Why not have a whinge when we deserve it, after all?

On Tuesday, I was given the opportunity to have a really good cathartic whinge on Melbourne radio and I almost took it. The announcement of an increase in public transport fares prompted 774ABC radio host Mark Holden to ask for examples of what’s gotten cheaper.

The obvious answer is milk, of course! So I rang in and said consumers were getting a great deal on milk, which is at 1992 prices. He wanted to know whether farmers are doing it tough as a result. Now the answer to that question is complex and I wasn’t going to try to explain it all in five seconds so I said that, yes, one in three dairy farmers had left the land since deregulation but that Australians are among the world’s most efficient dairy farmers and that allowed us to deliver low prices. Now that’s a strange message, isn’t it?

It means that instead of whingeing about low prices, we can be incredibly proud of being able to deliver them. Most importantly, we can be incredibly proud of the shape we’re in: we haven’t succumbed to a factory farming model.

  • 98 per cent of Australian dairy farms are family farms rather than corporations
  • The average herd size is 220 (small enough to know every cow)
  • Our cows enjoy “cowness”, as Tammi Jonas would put it, free to roam the paddocks

In other words, our farming practices have become more and more professional without compromising the ethics that guide all the farming families I know: love of animals, love of land. We have a great story to tell and we should shout it from the rooftops!

The whingeing farmer

Farmers are infamous for never being happy with the weather. For years, we’ve been battling awful conditions – unreliable or non-existent autumn breaks, short springs and searing summers. The one blessing has been warmer and therefore more productive than normal winters.

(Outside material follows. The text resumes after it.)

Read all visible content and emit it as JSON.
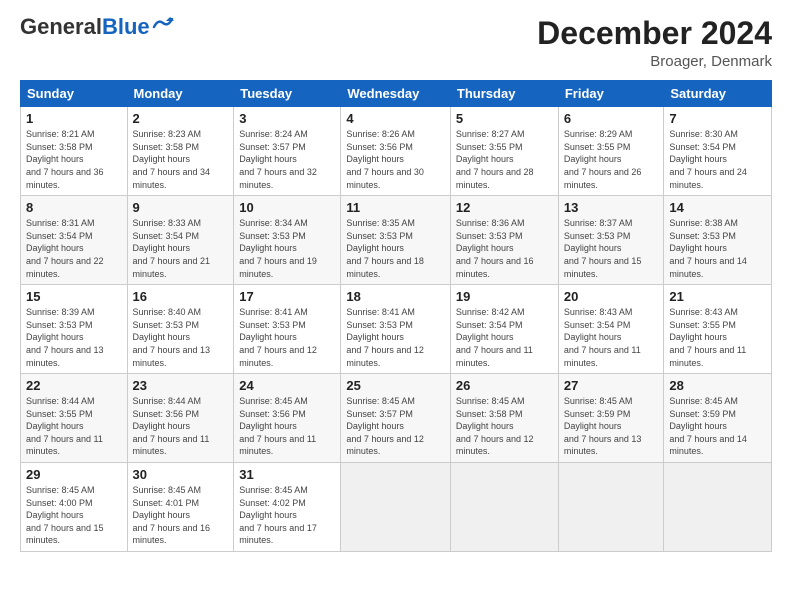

This year, though, has been one out of the box. The landscape remained a verdant green right through summer and, with a precious bank of water in the soil, I took the opportunity to convert plenty of pastures from annual to perennials and when the “whole hog”, fully cultivating beautiful seed beds.

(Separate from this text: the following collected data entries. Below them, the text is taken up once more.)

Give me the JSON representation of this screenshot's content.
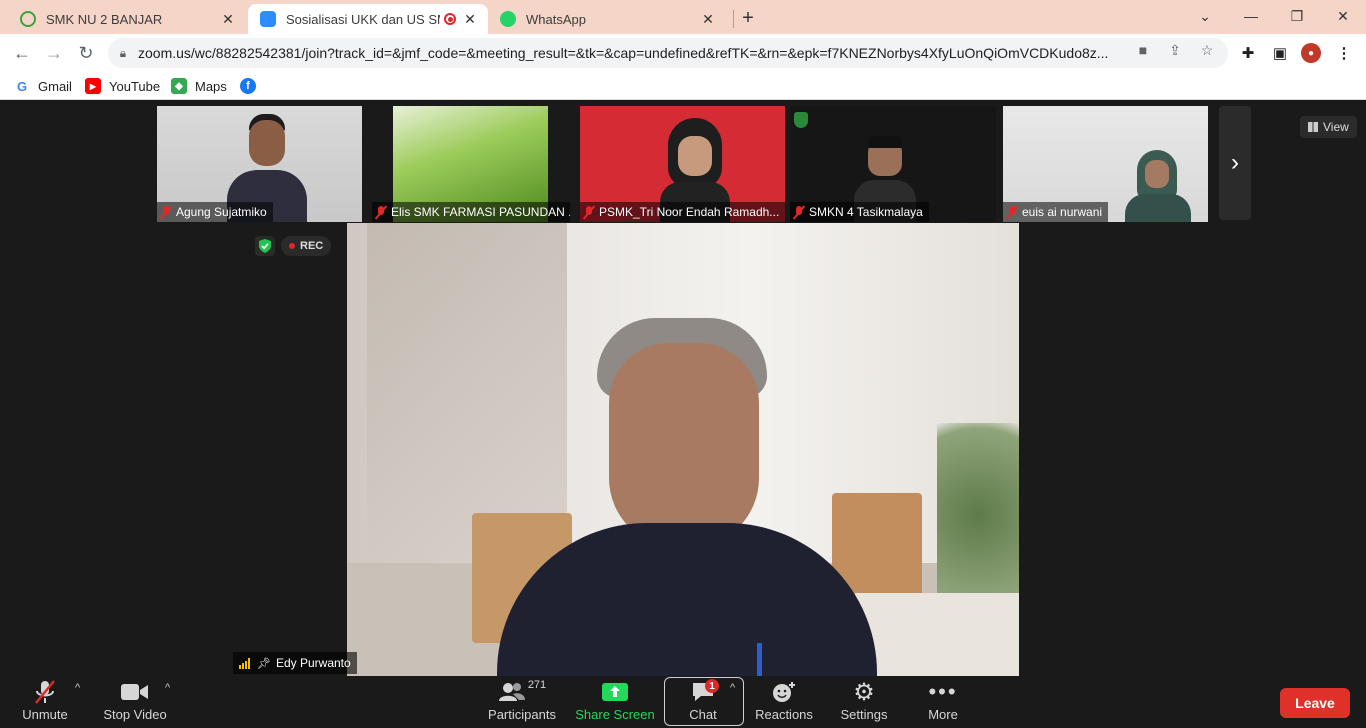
{
  "browser": {
    "tabs": [
      {
        "title": "SMK NU 2 BANJAR",
        "favicon": "smk-logo-icon",
        "active": false
      },
      {
        "title": "Sosialisasi UKK dan US SMK",
        "favicon": "zoom-icon",
        "active": true
      },
      {
        "title": "WhatsApp",
        "favicon": "whatsapp-icon",
        "active": false
      }
    ],
    "url": "zoom.us/wc/88282542381/join?track_id=&jmf_code=&meeting_result=&tk=&cap=undefined&refTK=&rn=&epk=f7KNEZNorbys4XfyLuOnQiOmVCDKudo8z...",
    "bookmarks": [
      {
        "label": "Gmail",
        "icon": "google-icon"
      },
      {
        "label": "YouTube",
        "icon": "youtube-icon"
      },
      {
        "label": "Maps",
        "icon": "maps-icon"
      },
      {
        "label": "",
        "icon": "facebook-icon"
      }
    ]
  },
  "meeting": {
    "participants_strip": [
      {
        "name": "Agung Sujatmiko",
        "muted": true
      },
      {
        "name": "Elis SMK FARMASI PASUNDAN ...",
        "muted": true
      },
      {
        "name": "PSMK_Tri Noor Endah Ramadh...",
        "muted": true
      },
      {
        "name": "SMKN 4 Tasikmalaya",
        "muted": true
      },
      {
        "name": "euis ai nurwani",
        "muted": true
      }
    ],
    "view_label": "View",
    "rec_label": "REC",
    "active_speaker": "Edy Purwanto"
  },
  "controls": {
    "unmute": "Unmute",
    "stop_video": "Stop Video",
    "participants": "Participants",
    "participants_count": "271",
    "share_screen": "Share Screen",
    "chat": "Chat",
    "chat_badge": "1",
    "reactions": "Reactions",
    "settings": "Settings",
    "more": "More",
    "leave": "Leave"
  },
  "colors": {
    "tabstrip": "#f5d5c8",
    "leave": "#e0302a",
    "share_screen": "#23d959",
    "muted": "#e02828"
  }
}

My gamble may still pay off but right now, the strategy has come back to bite me. The sun refuses to shine, the rain continues and that bank of soil moisture has been continually topped up to the point that very little of the new pasture is trafficable at a time when it desperately needs fertiliser and a trim. We may not be able to let the cows into some paddocks until spring.

So, as I type this post on a cold, wet, sunless day, I’m afraid I live up to the stereotype of the whinger. I have a good excuse but no good reason –  exposed to commodity price cycles, currency fluctuations, all the normal business hazards and mother nature herself, farming is innately a risky business but still we choose it as a way of life. After all, an affinity with mother nature is what binds us to it.